Kimishima
Image: Nintendo

Just over a week ago Nintendo unveiled its annual financial reports, with the most notable announcement out of those days being the New Nintendo 2DS XL. Beyond that we saw that the Switch easily beat its launch sales projections - shifting 2.74 million units in March - and got a sense of Nintendo's plans for the year ahead. In summary the company was promoting cautious optimism for Switch while keeping the 3DS very much alive; its projections for net sales would also make it the company's best year in that area since the Wii was in stores.

In any case, sometimes there's the valid criticism that mentioning share value right after the financial results doesn't paint a reliable picture, as markets tend to sway like a tottering drunk in response to projections. So, a full week on, how has the Tokyo market been reacting to Nintendo's current direction as a business?

Pretty well, actually, with the share price at the end of this week - 28,355 Yen - being the highest Nintendo's stock has seen in 2017 to date, with that figure last topped in mid-December 2016. It's been a month of steady gains, and at the very least Nintendo's published results last week had a solid impact, not prompting any notable loss of confidence.

The last month of Nintendo's share value movement
Image: Bloomberg
The last year of Nintendo's share value movement
Image: Bloomberg

In general there seems to be optimism that Nintendo will beat its projections - for example the company is estimating an attach rate of just under 4 for Switch software in this financial year, but some think it'll comfortably top that. Kazunori Ito, an analyst at Morningstar Investment Services in Tokyo, said the following to Bloomberg last week.

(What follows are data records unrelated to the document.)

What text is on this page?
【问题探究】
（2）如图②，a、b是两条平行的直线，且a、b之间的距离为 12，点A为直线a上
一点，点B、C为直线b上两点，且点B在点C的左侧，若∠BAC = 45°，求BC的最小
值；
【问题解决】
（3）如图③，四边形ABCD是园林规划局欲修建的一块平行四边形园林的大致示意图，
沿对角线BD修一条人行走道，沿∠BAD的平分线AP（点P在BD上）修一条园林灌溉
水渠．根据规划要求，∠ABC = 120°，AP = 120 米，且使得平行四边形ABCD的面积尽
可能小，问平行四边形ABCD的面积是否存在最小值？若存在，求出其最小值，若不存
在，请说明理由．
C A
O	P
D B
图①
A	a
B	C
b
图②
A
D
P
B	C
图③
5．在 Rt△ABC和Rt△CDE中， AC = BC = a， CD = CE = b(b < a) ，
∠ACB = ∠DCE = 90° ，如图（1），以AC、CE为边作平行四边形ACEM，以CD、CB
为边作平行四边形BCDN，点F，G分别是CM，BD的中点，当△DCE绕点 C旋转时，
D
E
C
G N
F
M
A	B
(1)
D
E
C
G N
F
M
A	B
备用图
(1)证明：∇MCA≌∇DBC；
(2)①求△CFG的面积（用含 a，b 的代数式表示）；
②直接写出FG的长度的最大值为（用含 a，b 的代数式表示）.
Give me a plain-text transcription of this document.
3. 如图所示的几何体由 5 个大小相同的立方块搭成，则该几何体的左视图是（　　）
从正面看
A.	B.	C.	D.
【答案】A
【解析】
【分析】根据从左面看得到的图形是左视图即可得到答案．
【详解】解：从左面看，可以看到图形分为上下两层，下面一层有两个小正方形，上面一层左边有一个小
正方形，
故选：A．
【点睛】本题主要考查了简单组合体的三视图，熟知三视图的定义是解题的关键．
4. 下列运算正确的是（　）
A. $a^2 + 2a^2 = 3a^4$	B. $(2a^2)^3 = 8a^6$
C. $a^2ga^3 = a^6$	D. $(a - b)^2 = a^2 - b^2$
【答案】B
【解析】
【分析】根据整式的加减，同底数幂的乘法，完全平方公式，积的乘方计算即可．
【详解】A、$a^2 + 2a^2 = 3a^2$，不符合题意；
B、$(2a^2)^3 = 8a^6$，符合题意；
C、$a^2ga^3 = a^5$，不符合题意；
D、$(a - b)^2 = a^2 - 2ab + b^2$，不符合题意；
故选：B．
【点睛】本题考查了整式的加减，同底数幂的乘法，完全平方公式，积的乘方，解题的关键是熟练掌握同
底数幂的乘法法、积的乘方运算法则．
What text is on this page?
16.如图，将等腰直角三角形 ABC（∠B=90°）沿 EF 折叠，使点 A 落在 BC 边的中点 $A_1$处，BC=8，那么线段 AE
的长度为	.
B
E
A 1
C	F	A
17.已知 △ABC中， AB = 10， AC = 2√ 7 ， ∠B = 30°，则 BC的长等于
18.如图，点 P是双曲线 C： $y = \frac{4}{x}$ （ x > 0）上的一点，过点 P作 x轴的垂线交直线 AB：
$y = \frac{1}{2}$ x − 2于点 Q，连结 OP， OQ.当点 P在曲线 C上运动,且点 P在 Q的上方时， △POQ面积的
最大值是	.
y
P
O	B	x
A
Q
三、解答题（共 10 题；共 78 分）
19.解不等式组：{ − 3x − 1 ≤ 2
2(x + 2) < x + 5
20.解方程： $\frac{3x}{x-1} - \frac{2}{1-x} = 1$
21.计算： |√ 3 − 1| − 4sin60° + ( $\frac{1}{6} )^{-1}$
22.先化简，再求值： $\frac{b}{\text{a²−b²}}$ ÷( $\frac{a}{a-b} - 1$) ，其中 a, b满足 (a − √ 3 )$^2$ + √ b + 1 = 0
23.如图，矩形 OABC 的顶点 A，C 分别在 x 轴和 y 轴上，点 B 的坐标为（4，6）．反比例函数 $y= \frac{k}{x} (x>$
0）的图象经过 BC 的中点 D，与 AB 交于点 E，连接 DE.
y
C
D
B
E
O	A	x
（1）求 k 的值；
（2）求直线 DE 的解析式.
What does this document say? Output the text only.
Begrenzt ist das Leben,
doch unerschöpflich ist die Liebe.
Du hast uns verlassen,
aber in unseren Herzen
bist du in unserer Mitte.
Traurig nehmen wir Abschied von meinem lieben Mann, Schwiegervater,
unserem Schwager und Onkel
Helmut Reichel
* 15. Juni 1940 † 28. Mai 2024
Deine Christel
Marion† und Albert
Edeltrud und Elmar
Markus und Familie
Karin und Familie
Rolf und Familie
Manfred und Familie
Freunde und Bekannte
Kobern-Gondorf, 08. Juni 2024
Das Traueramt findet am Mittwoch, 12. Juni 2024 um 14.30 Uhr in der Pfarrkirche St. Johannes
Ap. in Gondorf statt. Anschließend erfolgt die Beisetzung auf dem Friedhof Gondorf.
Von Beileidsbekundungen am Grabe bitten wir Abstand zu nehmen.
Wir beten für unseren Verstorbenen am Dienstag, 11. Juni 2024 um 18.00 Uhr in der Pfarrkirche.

Typically, you’ll see about 5 to 6 software titles for each hardware unit in the second year of a console. So they’re really lowballing it. As long as the big titles come out on time, we should see more software sales and that will pull up profits.

It'll be interesting to see which way things go in the coming year. We'd agree that Nintendo's Switch projections, in particular, are playing it on the safe side, but considering the challenges the company's faced in the last 4-5 years we'd suggest that's a fair approach.

If Nintendo does exceed its initial projections, as some think it will, then we could certainly be looking at a truly successful year for the company.